Belfast Telegraph

Tuesday 16 September 2014

Review must call time on a bloated mode of governing

Finance Minister Sammy Wilson

One of the priorities for the NI Executive after the election was to agree and publish a Programme for Government (PfG) for the next four years. It has not yet been published.

The policies and financial allocations for the next PfG are demanding. No attempt to blame the world economic crisis, the USA, the eurozone debt problems, or even the UK budget would be an excuse for an unprofessional PfG.

The Executive annual budget is set. Any appeal to the Treasury for a more generous settlement would get a frosty reception. The PfG must plan to get the maximum benefit from reduced spending. Sammy Wilson knows that the Executive must do more than simply say to each of the other ministers 'do your best'. External independent pressure must be applied to departments to deliver 'more from less'.

Mr Wilson established the PEDU (public expenditure delivery unit) to push departments for radical efficiency improvements.

The Executive should now initiate a review along the same lines as was undertaken by McCarthy for the Irish Government or Christie for the Scottish Parliament.

The size and effectiveness of the public sector, and particularly the central civil service, has been minimally affected so far. The new PfG should use an independent review to scrutinise the organisational structure and staffing in departments.
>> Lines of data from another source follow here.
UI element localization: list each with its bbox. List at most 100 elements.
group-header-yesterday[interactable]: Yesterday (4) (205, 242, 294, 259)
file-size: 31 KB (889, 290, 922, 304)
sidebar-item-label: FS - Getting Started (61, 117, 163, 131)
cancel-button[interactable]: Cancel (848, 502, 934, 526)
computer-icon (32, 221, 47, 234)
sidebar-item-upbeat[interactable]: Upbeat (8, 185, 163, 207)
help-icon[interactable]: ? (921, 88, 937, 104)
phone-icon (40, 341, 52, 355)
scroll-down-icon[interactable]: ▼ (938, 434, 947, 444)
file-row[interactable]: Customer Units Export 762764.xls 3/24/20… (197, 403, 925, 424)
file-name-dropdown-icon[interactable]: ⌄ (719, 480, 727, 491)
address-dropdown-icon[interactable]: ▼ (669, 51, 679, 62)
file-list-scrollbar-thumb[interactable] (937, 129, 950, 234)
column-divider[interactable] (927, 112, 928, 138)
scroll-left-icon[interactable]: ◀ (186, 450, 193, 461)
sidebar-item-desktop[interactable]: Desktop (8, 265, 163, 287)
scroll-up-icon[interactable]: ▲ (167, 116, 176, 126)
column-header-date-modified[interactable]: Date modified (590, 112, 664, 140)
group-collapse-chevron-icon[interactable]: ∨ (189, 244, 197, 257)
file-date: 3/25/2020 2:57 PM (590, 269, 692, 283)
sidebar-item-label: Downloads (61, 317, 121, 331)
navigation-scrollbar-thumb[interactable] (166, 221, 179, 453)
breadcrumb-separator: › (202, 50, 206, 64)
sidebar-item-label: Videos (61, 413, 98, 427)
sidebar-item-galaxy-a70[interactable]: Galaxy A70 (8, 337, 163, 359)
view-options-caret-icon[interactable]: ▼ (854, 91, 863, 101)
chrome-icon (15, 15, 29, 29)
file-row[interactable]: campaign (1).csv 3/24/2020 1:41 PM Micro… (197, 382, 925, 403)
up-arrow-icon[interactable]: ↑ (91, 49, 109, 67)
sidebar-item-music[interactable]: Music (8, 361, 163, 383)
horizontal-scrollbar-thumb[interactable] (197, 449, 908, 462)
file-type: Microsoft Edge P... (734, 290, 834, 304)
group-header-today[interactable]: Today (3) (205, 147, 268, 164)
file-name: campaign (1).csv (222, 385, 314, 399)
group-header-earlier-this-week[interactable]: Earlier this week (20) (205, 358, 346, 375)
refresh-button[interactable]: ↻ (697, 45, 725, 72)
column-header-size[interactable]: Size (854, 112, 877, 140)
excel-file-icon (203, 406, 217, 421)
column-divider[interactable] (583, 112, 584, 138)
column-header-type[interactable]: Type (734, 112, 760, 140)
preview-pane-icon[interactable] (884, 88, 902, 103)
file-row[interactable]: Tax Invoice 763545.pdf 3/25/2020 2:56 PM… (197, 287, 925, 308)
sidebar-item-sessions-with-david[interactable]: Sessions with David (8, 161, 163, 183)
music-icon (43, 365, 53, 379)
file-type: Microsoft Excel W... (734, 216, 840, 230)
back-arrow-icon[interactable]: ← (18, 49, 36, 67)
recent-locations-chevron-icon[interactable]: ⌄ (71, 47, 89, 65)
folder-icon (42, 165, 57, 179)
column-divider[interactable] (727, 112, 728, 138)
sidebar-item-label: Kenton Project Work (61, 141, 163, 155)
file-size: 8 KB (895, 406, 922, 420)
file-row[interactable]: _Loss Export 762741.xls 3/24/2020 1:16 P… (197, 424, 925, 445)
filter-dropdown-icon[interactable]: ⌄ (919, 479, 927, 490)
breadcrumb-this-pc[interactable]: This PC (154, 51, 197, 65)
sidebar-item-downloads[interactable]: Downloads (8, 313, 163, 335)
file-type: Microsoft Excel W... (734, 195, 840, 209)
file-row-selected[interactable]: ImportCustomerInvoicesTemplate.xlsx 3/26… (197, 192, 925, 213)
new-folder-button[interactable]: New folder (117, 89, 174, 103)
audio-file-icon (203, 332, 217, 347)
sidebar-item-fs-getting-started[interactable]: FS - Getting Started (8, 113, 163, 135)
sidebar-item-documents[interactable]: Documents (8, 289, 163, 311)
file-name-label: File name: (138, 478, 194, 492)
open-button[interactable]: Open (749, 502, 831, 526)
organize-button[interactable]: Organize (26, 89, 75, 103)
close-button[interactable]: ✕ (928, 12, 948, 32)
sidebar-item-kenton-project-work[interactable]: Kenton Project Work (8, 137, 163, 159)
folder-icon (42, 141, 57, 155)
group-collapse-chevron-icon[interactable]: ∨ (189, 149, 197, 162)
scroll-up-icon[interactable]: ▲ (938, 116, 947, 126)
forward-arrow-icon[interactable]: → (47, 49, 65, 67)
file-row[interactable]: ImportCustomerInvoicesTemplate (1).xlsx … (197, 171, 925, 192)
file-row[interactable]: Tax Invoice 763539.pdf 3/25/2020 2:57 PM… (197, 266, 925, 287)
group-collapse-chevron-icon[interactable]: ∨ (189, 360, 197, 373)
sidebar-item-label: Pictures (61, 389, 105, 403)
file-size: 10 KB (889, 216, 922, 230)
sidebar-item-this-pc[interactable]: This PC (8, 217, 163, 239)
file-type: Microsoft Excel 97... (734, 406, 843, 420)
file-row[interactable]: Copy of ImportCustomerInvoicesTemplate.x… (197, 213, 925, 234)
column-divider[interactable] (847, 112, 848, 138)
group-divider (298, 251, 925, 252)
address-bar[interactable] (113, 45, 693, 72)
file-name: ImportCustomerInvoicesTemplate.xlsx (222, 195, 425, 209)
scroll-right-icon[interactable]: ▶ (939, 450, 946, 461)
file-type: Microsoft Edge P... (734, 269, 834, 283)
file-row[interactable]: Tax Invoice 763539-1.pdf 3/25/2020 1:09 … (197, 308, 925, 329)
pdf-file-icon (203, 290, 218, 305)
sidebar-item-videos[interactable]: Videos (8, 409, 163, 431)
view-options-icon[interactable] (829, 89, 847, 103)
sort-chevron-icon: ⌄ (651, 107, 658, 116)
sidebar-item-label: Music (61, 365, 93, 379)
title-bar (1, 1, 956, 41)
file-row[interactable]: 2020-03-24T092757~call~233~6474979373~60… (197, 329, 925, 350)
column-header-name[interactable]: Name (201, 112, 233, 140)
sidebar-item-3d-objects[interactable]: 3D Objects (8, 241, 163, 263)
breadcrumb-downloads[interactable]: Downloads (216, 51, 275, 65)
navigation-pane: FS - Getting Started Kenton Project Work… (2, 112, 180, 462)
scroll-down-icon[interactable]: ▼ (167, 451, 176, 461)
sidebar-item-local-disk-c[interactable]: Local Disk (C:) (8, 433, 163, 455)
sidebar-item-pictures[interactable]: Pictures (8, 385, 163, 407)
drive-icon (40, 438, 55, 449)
A weak PfG would repeat the past process that asked department heads to police themselves.

The PfG must seek reductions in staffing, the ending of marginal services, organisational rationalisation, reduced overlap between the civil service and delegated non-departmental bodies and abolish unnecessary quangos.
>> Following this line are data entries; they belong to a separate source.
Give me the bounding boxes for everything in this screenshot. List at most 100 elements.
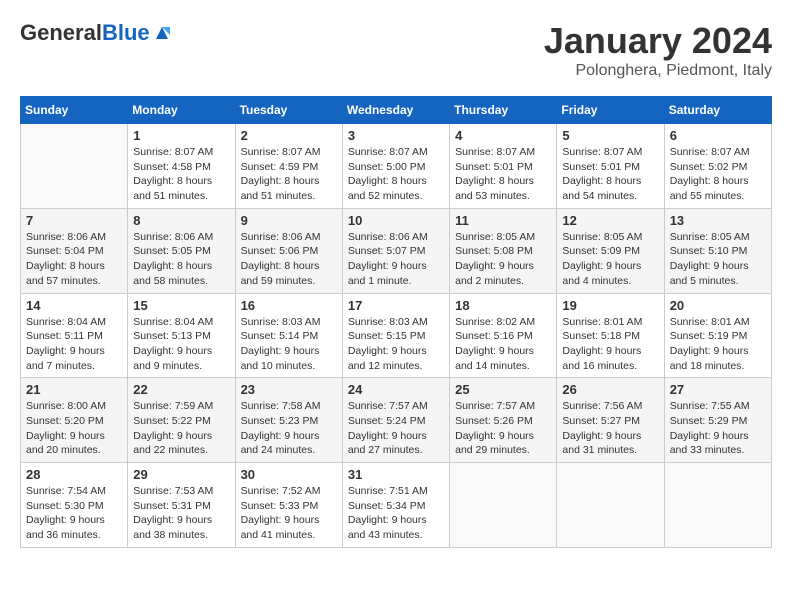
day-detail: Sunrise: 7:58 AMSunset: 5:23 PMDaylight:… <box>241 399 337 458</box>
calendar-cell <box>557 463 664 548</box>
calendar-table: SundayMondayTuesdayWednesdayThursdayFrid… <box>20 96 772 548</box>
day-detail: Sunrise: 7:57 AMSunset: 5:24 PMDaylight:… <box>348 399 444 458</box>
day-number: 30 <box>241 467 337 482</box>
day-number: 20 <box>670 298 766 313</box>
calendar-week-row: 1 Sunrise: 8:07 AMSunset: 4:58 PMDaylight… <box>21 124 772 209</box>
calendar-cell: 15 Sunrise: 8:04 AMSunset: 5:13 PMDayligh… <box>128 293 235 378</box>
day-number: 2 <box>241 128 337 143</box>
day-number: 13 <box>670 213 766 228</box>
day-detail: Sunrise: 8:07 AMSunset: 5:00 PMDaylight:… <box>348 145 444 204</box>
location-title: Polonghera, Piedmont, Italy <box>544 62 772 80</box>
calendar-cell <box>450 463 557 548</box>
calendar-cell: 22 Sunrise: 7:59 AMSunset: 5:22 PMDayligh… <box>128 378 235 463</box>
calendar-cell: 8 Sunrise: 8:06 AMSunset: 5:05 PMDaylight… <box>128 208 235 293</box>
day-detail: Sunrise: 8:03 AMSunset: 5:14 PMDaylight:… <box>241 315 337 374</box>
day-number: 9 <box>241 213 337 228</box>
weekday-header-thursday: Thursday <box>450 97 557 124</box>
day-detail: Sunrise: 8:00 AMSunset: 5:20 PMDaylight:… <box>26 399 122 458</box>
day-number: 16 <box>241 298 337 313</box>
day-number: 15 <box>133 298 229 313</box>
day-detail: Sunrise: 7:52 AMSunset: 5:33 PMDaylight:… <box>241 484 337 543</box>
day-number: 31 <box>348 467 444 482</box>
day-number: 18 <box>455 298 551 313</box>
calendar-week-row: 7 Sunrise: 8:06 AMSunset: 5:04 PMDaylight… <box>21 208 772 293</box>
day-number: 14 <box>26 298 122 313</box>
calendar-cell: 20 Sunrise: 8:01 AMSunset: 5:19 PMDayligh… <box>664 293 771 378</box>
calendar-cell <box>21 124 128 209</box>
weekday-header-sunday: Sunday <box>21 97 128 124</box>
day-detail: Sunrise: 8:06 AMSunset: 5:06 PMDaylight:… <box>241 230 337 289</box>
day-detail: Sunrise: 8:01 AMSunset: 5:18 PMDaylight:… <box>562 315 658 374</box>
day-number: 3 <box>348 128 444 143</box>
day-detail: Sunrise: 7:53 AMSunset: 5:31 PMDaylight:… <box>133 484 229 543</box>
calendar-cell: 17Sunrise: 8:03 AMSunset: 5:15 PMDayligh… <box>342 293 449 378</box>
day-number: 21 <box>26 382 122 397</box>
day-detail: Sunrise: 8:06 AMSunset: 5:07 PMDaylight:… <box>348 230 444 289</box>
calendar-cell: 3 Sunrise: 8:07 AMSunset: 5:00 PMDaylight… <box>342 124 449 209</box>
weekday-header-row: SundayMondayTuesdayWednesdayThursdayFrid… <box>21 97 772 124</box>
calendar-cell: 7 Sunrise: 8:06 AMSunset: 5:04 PMDaylight… <box>21 208 128 293</box>
calendar-cell: 14 Sunrise: 8:04 AMSunset: 5:11 PMDayligh… <box>21 293 128 378</box>
calendar-week-row: 21 Sunrise: 8:00 AMSunset: 5:20 PMDayligh… <box>21 378 772 463</box>
day-number: 25 <box>455 382 551 397</box>
weekday-header-friday: Friday <box>557 97 664 124</box>
day-detail: Sunrise: 7:51 AMSunset: 5:34 PMDaylight:… <box>348 484 444 543</box>
logo-icon <box>152 23 172 43</box>
calendar-cell: 24 Sunrise: 7:57 AMSunset: 5:24 PMDayligh… <box>342 378 449 463</box>
calendar-cell: 11 Sunrise: 8:05 AMSunset: 5:08 PMDayligh… <box>450 208 557 293</box>
day-number: 7 <box>26 213 122 228</box>
day-detail: Sunrise: 7:57 AMSunset: 5:26 PMDaylight:… <box>455 399 551 458</box>
calendar-cell: 26 Sunrise: 7:56 AMSunset: 5:27 PMDayligh… <box>557 378 664 463</box>
day-detail: Sunrise: 8:05 AMSunset: 5:08 PMDaylight:… <box>455 230 551 289</box>
calendar-cell: 30 Sunrise: 7:52 AMSunset: 5:33 PMDayligh… <box>235 463 342 548</box>
day-number: 26 <box>562 382 658 397</box>
page-header: GeneralBlue January 2024 Polonghera, Pie… <box>20 20 772 80</box>
day-number: 22 <box>133 382 229 397</box>
day-detail: Sunrise: 8:06 AMSunset: 5:04 PMDaylight:… <box>26 230 122 289</box>
logo-general-text: General <box>20 20 102 46</box>
day-detail: Sunrise: 8:07 AMSunset: 5:01 PMDaylight:… <box>455 145 551 204</box>
day-detail: Sunrise: 8:07 AMSunset: 4:59 PMDaylight:… <box>241 145 337 204</box>
calendar-cell: 16 Sunrise: 8:03 AMSunset: 5:14 PMDayligh… <box>235 293 342 378</box>
day-detail: Sunrise: 7:56 AMSunset: 5:27 PMDaylight:… <box>562 399 658 458</box>
day-number: 12 <box>562 213 658 228</box>
day-detail: Sunrise: 8:06 AMSunset: 5:05 PMDaylight:… <box>133 230 229 289</box>
calendar-cell: 9 Sunrise: 8:06 AMSunset: 5:06 PMDaylight… <box>235 208 342 293</box>
day-detail: Sunrise: 7:59 AMSunset: 5:22 PMDaylight:… <box>133 399 229 458</box>
calendar-cell: 29 Sunrise: 7:53 AMSunset: 5:31 PMDayligh… <box>128 463 235 548</box>
day-number: 24 <box>348 382 444 397</box>
day-number: 6 <box>670 128 766 143</box>
day-detail: Sunrise: 8:01 AMSunset: 5:19 PMDaylight:… <box>670 315 766 374</box>
calendar-cell: 21 Sunrise: 8:00 AMSunset: 5:20 PMDayligh… <box>21 378 128 463</box>
day-number: 29 <box>133 467 229 482</box>
calendar-cell: 12 Sunrise: 8:05 AMSunset: 5:09 PMDayligh… <box>557 208 664 293</box>
title-block: January 2024 Polonghera, Piedmont, Italy <box>544 20 772 80</box>
day-detail: Sunrise: 8:03 AMSunset: 5:15 PMDaylight:… <box>348 315 444 374</box>
day-number: 23 <box>241 382 337 397</box>
weekday-header-monday: Monday <box>128 97 235 124</box>
calendar-cell <box>664 463 771 548</box>
day-number: 11 <box>455 213 551 228</box>
calendar-cell: 1 Sunrise: 8:07 AMSunset: 4:58 PMDaylight… <box>128 124 235 209</box>
day-number: 5 <box>562 128 658 143</box>
day-number: 19 <box>562 298 658 313</box>
day-detail: Sunrise: 8:07 AMSunset: 5:01 PMDaylight:… <box>562 145 658 204</box>
day-detail: Sunrise: 8:04 AMSunset: 5:13 PMDaylight:… <box>133 315 229 374</box>
calendar-week-row: 14 Sunrise: 8:04 AMSunset: 5:11 PMDayligh… <box>21 293 772 378</box>
day-detail: Sunrise: 8:04 AMSunset: 5:11 PMDaylight:… <box>26 315 122 374</box>
day-number: 27 <box>670 382 766 397</box>
calendar-cell: 10Sunrise: 8:06 AMSunset: 5:07 PMDayligh… <box>342 208 449 293</box>
day-detail: Sunrise: 8:05 AMSunset: 5:09 PMDaylight:… <box>562 230 658 289</box>
calendar-cell: 31 Sunrise: 7:51 AMSunset: 5:34 PMDayligh… <box>342 463 449 548</box>
day-number: 1 <box>133 128 229 143</box>
calendar-cell: 13 Sunrise: 8:05 AMSunset: 5:10 PMDayligh… <box>664 208 771 293</box>
calendar-cell: 4Sunrise: 8:07 AMSunset: 5:01 PMDaylight… <box>450 124 557 209</box>
day-detail: Sunrise: 8:07 AMSunset: 4:58 PMDaylight:… <box>133 145 229 204</box>
logo-blue-text: Blue <box>102 20 150 46</box>
calendar-cell: 23 Sunrise: 7:58 AMSunset: 5:23 PMDayligh… <box>235 378 342 463</box>
weekday-header-wednesday: Wednesday <box>342 97 449 124</box>
calendar-week-row: 28Sunrise: 7:54 AMSunset: 5:30 PMDayligh… <box>21 463 772 548</box>
logo: GeneralBlue <box>20 20 172 46</box>
day-number: 8 <box>133 213 229 228</box>
day-detail: Sunrise: 8:05 AMSunset: 5:10 PMDaylight:… <box>670 230 766 289</box>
The PfG is, marginally, a negative financial game, which must also allow for the changes when (if) corporation tax is varied.

In terms of service delivery, there can be a positive gain.
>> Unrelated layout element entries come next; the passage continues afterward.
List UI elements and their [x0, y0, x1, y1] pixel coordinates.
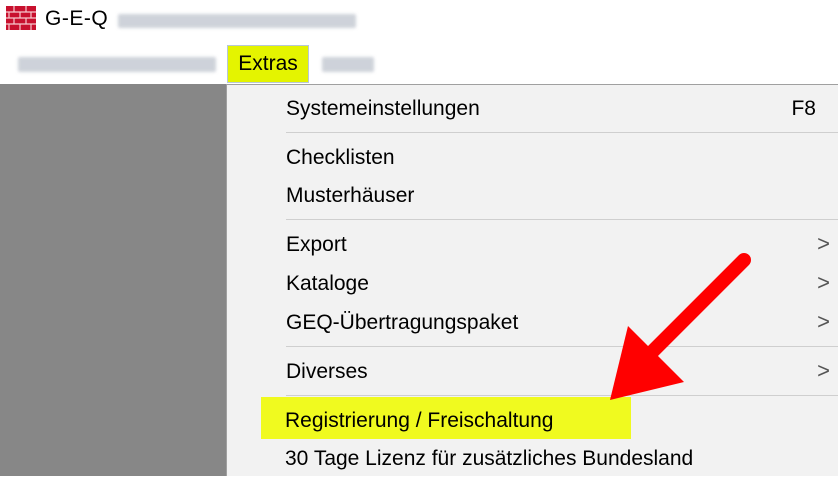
menu-item-label: Checklisten	[286, 146, 395, 169]
menu-item-musterhaeuser[interactable]: Musterhäuser	[286, 178, 838, 214]
menu-item-label: Kataloge	[286, 272, 369, 295]
menu-item-label: Diverses	[286, 360, 368, 383]
menu-item-label: Systemeinstellungen	[286, 97, 480, 120]
app-title: G-E-Q	[45, 7, 109, 30]
chevron-right-icon: >	[817, 270, 830, 295]
chevron-right-icon: >	[817, 309, 830, 334]
menu-item-label: GEQ-Übertragungspaket	[286, 311, 519, 334]
brick-wall-icon	[6, 6, 36, 30]
title-bar: G-E-Q	[0, 0, 838, 40]
chevron-right-icon: >	[817, 358, 830, 383]
menu-item-label: Export	[286, 233, 347, 256]
workspace-pane	[0, 84, 226, 476]
menu-separator	[286, 219, 838, 220]
shortcut-label: F8	[791, 97, 816, 120]
menu-item-blurred-1[interactable]	[18, 57, 216, 72]
menu-item-lizenz[interactable]: 30 Tage Lizenz für zusätzliches Bundesla…	[285, 441, 838, 477]
red-arrow-annotation	[610, 253, 751, 400]
menu-item-label: 30 Tage Lizenz für zusätzliches Bundesla…	[285, 447, 694, 470]
menu-item-checklisten[interactable]: Checklisten	[286, 140, 838, 176]
chevron-right-icon: >	[817, 231, 830, 256]
menu-bar	[0, 45, 838, 83]
menu-item-label: Registrierung / Freischaltung	[285, 409, 554, 432]
menu-extras[interactable]: Extras	[227, 45, 309, 83]
blurred-version-text	[118, 14, 356, 28]
menu-item-systemeinstellungen[interactable]: Systemeinstellungen F8	[286, 91, 838, 127]
menu-separator	[286, 132, 838, 133]
menu-item-blurred-2[interactable]	[322, 57, 374, 72]
menu-item-label: Musterhäuser	[286, 184, 415, 207]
What can the PfG do for the economy?

First, the PfG needs to retain the ambition for economic progress as a priority. This should become more explicit and focused than the inherited policies.

Second, the PfG is the moment to plan to streamline the structure of the administration. Plans to reduce the number of departments can be initiated. Plans for the Reform of Public Administration (including local government) should be relaunched.

Third, the PfG must make room for the approval by the Treasury and Parliament of the new corporation tax regime. At the earliest, those changes will affect the Executive budget in 2013-14; three years into the present planning period.

Fourth, the Executive must incorporate the acceptable ideas from the awaited review of economic strategy as well as finalising the content and cost of adding an Enterprise Development Zone to the concepts to incentivise private sector investment.

Fifth, the PfG must restate the Executive budget, as amended by corporation tax adjustments, removing any doubt about the apparent gaps in health and social services, and employment and learning.

Lastly, the PfG is an opportunity to reconsider the balance of funding and external mechanisms for capital spending. Drafting the PfG will be difficult but it will be critically relevant to the local economy and the reform of public services.